Este professor de Harvard revolucionou o mundo da educação com sua teoria das inteligências múltiplas: nossa mente é tão complexa que não pode ser reduzida a um número em um teste de coeficiente intelectual. Agora, com o avanço da inteligência artificial, ele prevê a chegada de uma nova espécie: os pós-humanos. “Talvez o Homo sapiens — diz ele — seja apenas um capítulo na história do planeta.”

Howard Gardner nasceu em Scranton (Pensilvânia) em 1943, no seio de uma família de refugiados judeus que haviam fugido da Alemanha nazista. Em Harvard, onde desenvolve sua carreira desde 1961, ocupa a cátedra John H. e Elisabeth A. Hobbs de Cognição e Educação. Além disso, é um dos fundadores do The Good Project, dedicado a promover a excelência ética na educação e no trabalho.

Gardner, considerado o psicólogo especializado em educação mais influente do mundo, causou um grande impacto em 1983 com uma ideia revolucionária: não existe apenas uma única inteligência, mas muitas formas diferentes de ser inteligente. Tradicionalmente, a inteligência era medida por meio de um único teste, o teste de coeficiente intelectual (QI): se você obtivesse mais de 120, era considerado um gênio; o normal era 100; e com menos de 80, necessitava de ajuda. Gardner identificou sete tipos distintos de inteligência: a linguística e a lógico-matemática (as únicas medidas pelo QI), mas também a musical, a espacial, a corporal-cinestésica (agilidade), a interpessoal (capacidade de se relacionar com os outros) e a intrapessoal (compreensão de si mesmo). Anos depois, ele acrescentaria uma oitava: a naturalista (interesse pela natureza).

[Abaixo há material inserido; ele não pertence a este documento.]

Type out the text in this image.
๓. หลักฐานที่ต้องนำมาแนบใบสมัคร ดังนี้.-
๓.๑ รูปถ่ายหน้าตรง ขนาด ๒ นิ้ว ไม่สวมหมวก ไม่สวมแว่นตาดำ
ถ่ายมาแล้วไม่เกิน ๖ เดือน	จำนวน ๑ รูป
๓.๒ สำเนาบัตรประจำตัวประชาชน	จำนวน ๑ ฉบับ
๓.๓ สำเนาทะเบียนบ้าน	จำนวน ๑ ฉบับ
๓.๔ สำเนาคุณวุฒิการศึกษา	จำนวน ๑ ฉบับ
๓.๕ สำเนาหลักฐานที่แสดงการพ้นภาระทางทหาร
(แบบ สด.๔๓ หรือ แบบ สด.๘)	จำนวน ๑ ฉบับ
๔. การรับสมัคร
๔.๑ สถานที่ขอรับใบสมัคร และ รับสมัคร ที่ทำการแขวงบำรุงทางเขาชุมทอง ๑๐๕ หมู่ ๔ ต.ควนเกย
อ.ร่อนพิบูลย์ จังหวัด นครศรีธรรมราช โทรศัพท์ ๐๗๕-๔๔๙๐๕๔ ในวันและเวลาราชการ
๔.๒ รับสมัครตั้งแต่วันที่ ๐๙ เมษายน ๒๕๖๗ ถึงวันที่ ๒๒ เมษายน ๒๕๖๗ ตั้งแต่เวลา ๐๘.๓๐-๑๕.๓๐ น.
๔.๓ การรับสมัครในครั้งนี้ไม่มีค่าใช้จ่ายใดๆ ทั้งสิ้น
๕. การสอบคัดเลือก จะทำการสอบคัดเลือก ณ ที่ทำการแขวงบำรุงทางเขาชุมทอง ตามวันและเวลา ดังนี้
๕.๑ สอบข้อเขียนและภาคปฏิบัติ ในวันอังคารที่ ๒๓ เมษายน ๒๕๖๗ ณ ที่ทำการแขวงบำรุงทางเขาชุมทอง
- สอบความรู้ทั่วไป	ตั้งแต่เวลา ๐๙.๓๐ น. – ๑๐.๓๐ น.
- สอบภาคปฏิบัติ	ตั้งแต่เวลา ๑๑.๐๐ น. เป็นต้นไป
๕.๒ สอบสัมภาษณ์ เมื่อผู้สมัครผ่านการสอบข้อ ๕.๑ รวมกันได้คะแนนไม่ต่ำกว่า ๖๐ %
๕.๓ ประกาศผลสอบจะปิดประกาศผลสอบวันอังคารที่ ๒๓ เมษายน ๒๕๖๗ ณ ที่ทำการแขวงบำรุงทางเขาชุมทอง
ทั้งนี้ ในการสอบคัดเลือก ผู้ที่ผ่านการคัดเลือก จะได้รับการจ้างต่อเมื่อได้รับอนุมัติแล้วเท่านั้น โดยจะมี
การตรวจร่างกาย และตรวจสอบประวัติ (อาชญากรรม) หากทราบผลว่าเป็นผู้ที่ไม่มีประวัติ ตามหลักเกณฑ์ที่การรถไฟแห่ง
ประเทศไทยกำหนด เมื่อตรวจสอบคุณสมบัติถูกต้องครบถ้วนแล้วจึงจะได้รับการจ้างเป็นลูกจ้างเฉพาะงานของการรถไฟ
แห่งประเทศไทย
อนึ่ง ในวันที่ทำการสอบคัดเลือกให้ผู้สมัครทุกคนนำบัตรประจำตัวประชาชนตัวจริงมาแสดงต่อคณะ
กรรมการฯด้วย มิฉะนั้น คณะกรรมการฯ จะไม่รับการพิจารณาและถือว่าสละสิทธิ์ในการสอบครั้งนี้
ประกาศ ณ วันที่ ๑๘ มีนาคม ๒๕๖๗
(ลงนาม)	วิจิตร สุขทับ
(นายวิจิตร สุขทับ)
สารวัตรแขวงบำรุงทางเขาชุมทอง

“Os currículos escolares deveriam dedicar muito mais tempo às humanidades. Isso nos ajudará a garantir que o futuro não seja construído sobre nossas piores tendências.”

Sua teoria das inteligências múltiplas gerou uma grande divisão. Muitos psicólogos e educadores da velha guarda tentaram refutá-la. No entanto, milhares de professores em sala de aula reconheceram seu potencial, e milhões de alunos se beneficiaram: de repente, aquela menina que não se destacava em matemática, mas tinha um dom para organizar seus colegas, passou a ser reconhecida por sua alta inteligência interpessoal. Ou aquele menino que não ia bem em análise sintática, mas passava horas observando insetos, já não era mais considerado um fracasso escolar, e sim um futuro biólogo em potencial. A questão deixou de ser “quem é o mais inteligente?” e passou a ser “em que cada criança se destaca?”.

O fato de Gardner ser uma referência em Harvard ajudou-o a resistir às críticas. Quando seu colega Daniel Goleman popularizou o conceito de inteligência emocional, ficou evidente que a inteligência humana era muito mais complexa do que um simples número poderia captar. Agora, com a inteligência artificial transformando nosso mundo, as ideias de Gardner ganham uma nova relevância. O veterano professor questiona se a inteligência humana e a computacional poderão trabalhar juntas de maneira produtiva ou se, pelo contrário, gerarão o caos. “Afinal, se surgir um conflito entre o Homo sapiens e a Inteligência Artificial Geral, que entidade teria autoridade ou capacidade para mediar essa disputa?”, alerta ele.

XL. A inteligência humana já não está sozinha, mas ainda não sabemos se a inteligência artificial será nossa concorrente ou aliada. Em que ficamos?

Howard Gardner. A primeira coisa que precisamos fazer é repensar como usamos a palavra inteligência. A chegada da IA é um evento tão significativo quanto a invenção do alfabeto ou da imprensa. No entanto, os seres humanos nunca foram a única espécie inteligente neste planeta. Devemos considerar a inteligência dos animais e, talvez, até a de algumas plantas. E agora, sem dúvida, a inteligência computacional demonstrada por esses grandes modelos de linguagem, como o ChatGPT.

XL. Esses modelos já nos superam em muitos aspectos…

H.G. Isso não importa. Ainda jogamos xadrez, mesmo que os computadores nos derrotem facilmente. O importante não é se as máquinas nos superam, mas sim compreender quais são nossas capacidades únicas como seres humanos. E protegê-las!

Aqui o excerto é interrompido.